Edit a field mapping and choose a data masking technique

This is straightforward for a database with just a few collections that conform to a schema, but because each field is done entirely separately, and there aren’t user-definable defaults for the values you need to give for the method you choose, (for example, the variance of an integer) it isn’t quick with a large database.

This first iteration of masking is sufficient for most purposes, but if it is done effectively, your data won’t look so pretty and it isn’t likely to have the same distribution. However, it is effective.

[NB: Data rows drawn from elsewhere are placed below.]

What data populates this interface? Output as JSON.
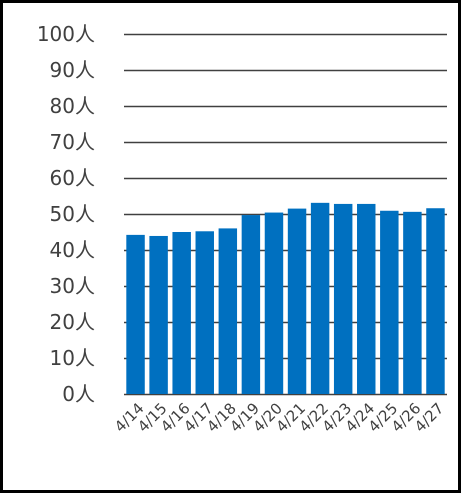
{
  "chart_data": {
    "type": "bar",
    "title": "",
    "xlabel": "",
    "ylabel": "",
    "categories": [
      "4/14",
      "4/15",
      "4/16",
      "4/17",
      "4/18",
      "4/19",
      "4/20",
      "4/21",
      "4/22",
      "4/23",
      "4/24",
      "4/25",
      "4/26",
      "4/27"
    ],
    "values": [
      44.2,
      43.9,
      45.0,
      45.2,
      46.0,
      49.7,
      50.4,
      51.5,
      53.1,
      52.8,
      52.8,
      50.9,
      50.6,
      51.6
    ],
    "ylim": [
      0,
      100
    ],
    "y_ticks": [
      0,
      10,
      20,
      30,
      40,
      50,
      60,
      70,
      80,
      90,
      100
    ],
    "y_tick_labels": [
      "0人",
      "10人",
      "20人",
      "30人",
      "40人",
      "50人",
      "60人",
      "70人",
      "80人",
      "90人",
      "100人"
    ],
    "grid": true,
    "legend": "none",
    "colors": {
      "bar": "#0070C0",
      "grid": "#404040",
      "frame": "#000000",
      "text": "#404040"
    }
  }
}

Those of us who take an interest in data obfuscation take some pride in obfuscating text in such a way that it will seem like the real data, and even pass constraints and schema-validation rules. This is, actually, only required for training, user-acceptance, or performance testing.

The masking provided by Studio 3T provides enough, in its first iteration, to allow data to be masked for ordinary development work and for ‘downstream’ reporting.

Conclusions

When you are developing, maintaining or testing a data-driven application, it is so much easier if there is an abundance of data. Many issues, particularly performance, only surface when there is plenty of data.

Application design is quickly honed by trying ideas out on large datasets. If you have an existing application, It is always tempting, and sometimes necessary, to use the live data for all this.

The facility for masking data must be part of the toolkit of any developer who is dealing with data. It is a great help in ensuring that you are dealing responsibly with live data. However, it is just one essential tool in the database developer’s armoury for meeting the requirements of an organisation whose business depends on data.

To meet the demands of society, it must be used along with data generation, encryption, aggregation, and access control in order to protect sensitive and personal data.